Tribal communities came together for festivals that frequently exceeded a week. The main purpose of those was usually religious but they usually included games, storytelling, amusing singing and dancing as well. By holding religious ceremonies, performing dances and honoring their spirits, or gods, the Indians hoped to gain their help and favor. Medicine men, or religious leaders, danced to seek aid for the sick. Hunters danced the deer dance or the buffalo dance to attract abundant game. Farming tribes held ceremonials to bring rain for the crop to grow. Certain tribes performed dances relating stories from their history or mythology, let alone other ceremonies held when children arrived at manhood or womanhood or to initiate them into the religious secret societies of the tribe. Although the purpose of a dance was serious, the Indians usually made it the occasion for fun and sociability. In many tribes, there were clowns or other fun makers among the musicians or dancers. In the evening or at the end of a festival, social dances were sometimes held. The squaw dance of the Navajos was one of them in which both men and women took part. Originally it came at the end of elaborate ceremonials to welcome the braves at the end of a war.
Religious songs passed down from generation to generation, as they were an important part of the ceremonies. Women sang songs not only to ease the burden of their own activities, such as spinning and grinding, but also to encourage the warriors as he left the camp. Every mother, of course, sang lullabies. On the northwest coast there were spirited song contests between tribes. Every tribe had its legends of the history of the tribe and certain songs were the exclusive property of clans and societies. Individuals in the clan, however, could sell their songs or even give them away. When the day’s work was done, the old people would tell these tales. There were also many stories involving animals and mythical beings which could assume human form and yet retain some of their own particular traits. Children were thrilled by these stories. The Indian stories and myths were passed by word of mouth from one generation to another. This is known as the oral tradition.

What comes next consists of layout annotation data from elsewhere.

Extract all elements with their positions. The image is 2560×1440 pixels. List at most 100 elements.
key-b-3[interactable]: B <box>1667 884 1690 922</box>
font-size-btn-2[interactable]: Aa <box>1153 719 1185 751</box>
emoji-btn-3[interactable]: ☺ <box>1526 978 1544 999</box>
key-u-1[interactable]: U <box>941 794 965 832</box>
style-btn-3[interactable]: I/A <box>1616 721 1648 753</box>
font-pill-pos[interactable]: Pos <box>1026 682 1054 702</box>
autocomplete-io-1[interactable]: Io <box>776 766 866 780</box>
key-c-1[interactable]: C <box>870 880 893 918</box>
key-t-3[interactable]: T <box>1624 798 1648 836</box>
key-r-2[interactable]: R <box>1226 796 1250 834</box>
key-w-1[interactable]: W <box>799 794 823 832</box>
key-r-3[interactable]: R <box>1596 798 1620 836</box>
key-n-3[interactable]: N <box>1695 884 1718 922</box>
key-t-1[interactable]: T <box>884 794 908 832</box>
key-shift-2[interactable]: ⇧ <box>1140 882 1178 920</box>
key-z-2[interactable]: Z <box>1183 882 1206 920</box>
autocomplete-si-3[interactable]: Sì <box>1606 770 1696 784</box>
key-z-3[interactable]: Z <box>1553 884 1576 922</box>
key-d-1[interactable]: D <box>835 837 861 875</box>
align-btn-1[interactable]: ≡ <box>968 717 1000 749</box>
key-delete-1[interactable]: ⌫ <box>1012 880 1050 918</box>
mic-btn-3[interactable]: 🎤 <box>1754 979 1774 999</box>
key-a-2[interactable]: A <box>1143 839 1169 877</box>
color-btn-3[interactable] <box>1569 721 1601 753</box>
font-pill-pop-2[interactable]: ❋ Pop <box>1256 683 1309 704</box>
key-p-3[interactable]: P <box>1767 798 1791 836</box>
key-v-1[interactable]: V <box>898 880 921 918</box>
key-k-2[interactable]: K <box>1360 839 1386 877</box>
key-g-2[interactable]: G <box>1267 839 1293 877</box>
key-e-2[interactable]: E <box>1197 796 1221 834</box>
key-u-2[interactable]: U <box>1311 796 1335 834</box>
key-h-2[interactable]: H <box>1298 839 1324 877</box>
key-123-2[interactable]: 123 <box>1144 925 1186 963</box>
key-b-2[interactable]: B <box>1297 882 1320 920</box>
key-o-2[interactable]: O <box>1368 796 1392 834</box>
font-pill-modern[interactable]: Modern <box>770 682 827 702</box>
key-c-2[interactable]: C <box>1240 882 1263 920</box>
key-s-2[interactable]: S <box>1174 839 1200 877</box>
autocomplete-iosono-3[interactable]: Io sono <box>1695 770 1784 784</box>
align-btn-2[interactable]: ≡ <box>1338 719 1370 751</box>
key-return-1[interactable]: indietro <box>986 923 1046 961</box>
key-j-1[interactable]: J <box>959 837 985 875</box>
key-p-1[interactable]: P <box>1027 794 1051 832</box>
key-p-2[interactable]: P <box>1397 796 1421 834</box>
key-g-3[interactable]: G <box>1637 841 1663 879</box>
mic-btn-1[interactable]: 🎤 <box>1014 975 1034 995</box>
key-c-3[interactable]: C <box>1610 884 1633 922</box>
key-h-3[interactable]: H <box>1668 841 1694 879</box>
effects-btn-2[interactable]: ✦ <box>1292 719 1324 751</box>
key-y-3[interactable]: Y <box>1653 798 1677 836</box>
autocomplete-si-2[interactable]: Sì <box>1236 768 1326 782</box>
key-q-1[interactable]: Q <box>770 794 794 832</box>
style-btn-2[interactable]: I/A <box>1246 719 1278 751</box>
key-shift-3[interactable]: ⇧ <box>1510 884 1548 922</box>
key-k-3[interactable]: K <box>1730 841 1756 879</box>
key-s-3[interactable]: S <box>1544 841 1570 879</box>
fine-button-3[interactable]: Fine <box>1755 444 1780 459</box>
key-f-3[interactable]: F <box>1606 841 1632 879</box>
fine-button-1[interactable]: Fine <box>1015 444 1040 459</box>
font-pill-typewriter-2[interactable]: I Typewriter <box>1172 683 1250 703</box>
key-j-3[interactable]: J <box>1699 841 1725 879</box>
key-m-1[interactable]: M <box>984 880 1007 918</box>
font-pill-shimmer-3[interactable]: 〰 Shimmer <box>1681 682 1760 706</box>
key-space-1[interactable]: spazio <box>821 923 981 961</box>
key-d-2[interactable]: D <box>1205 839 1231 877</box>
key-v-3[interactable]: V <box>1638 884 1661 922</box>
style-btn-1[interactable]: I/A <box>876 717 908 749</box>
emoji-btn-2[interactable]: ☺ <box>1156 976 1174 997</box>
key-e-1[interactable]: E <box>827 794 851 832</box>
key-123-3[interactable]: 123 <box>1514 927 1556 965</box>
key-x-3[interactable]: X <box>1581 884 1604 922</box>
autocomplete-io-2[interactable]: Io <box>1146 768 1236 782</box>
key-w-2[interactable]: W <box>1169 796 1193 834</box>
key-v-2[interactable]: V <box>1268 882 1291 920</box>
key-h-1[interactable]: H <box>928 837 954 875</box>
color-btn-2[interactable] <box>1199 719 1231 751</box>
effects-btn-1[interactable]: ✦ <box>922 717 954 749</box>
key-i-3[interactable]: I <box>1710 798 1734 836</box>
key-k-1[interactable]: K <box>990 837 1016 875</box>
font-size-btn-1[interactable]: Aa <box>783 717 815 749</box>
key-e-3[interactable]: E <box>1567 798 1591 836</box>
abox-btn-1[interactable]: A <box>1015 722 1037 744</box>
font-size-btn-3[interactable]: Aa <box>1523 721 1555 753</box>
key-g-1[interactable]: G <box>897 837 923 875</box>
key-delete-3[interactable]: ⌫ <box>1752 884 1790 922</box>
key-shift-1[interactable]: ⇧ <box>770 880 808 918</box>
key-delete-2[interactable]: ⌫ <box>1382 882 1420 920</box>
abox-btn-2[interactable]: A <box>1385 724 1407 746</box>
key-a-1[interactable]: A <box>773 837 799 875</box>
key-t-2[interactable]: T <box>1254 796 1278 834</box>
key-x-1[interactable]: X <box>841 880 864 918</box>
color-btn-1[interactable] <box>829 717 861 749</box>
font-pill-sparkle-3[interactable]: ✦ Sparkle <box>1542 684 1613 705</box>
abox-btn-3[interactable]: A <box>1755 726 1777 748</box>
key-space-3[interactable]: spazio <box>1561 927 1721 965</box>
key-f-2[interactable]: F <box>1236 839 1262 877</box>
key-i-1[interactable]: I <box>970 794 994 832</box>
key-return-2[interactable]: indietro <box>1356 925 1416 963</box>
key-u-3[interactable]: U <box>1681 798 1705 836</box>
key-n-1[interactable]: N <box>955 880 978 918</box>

The Indian was essentially musical. Instrumental music served primarily as a rhythmic accompaniment for songs but story-telling and dance were also usually accompanied by a variety of instruments. These included drums, rattles (shaken in the hand or worn on the body), flute, or flageolet, bull-roarers, whistles and other more crude devices as notched sticks rasped on bones. The Indians made them of materials at hand and each had its special religious significance and ceremonial purposes, particularly the rattle, of which there were many varieties. Northwestern tribes used wooden boxes, and their rattles were made like masks from wood or native copper. The Pueblos and other farming tribes made gourd rattles. The Iroquois used a turtle shell and a pot or water drum. Both the tune and the rhythm seem strange to the White man’s ears.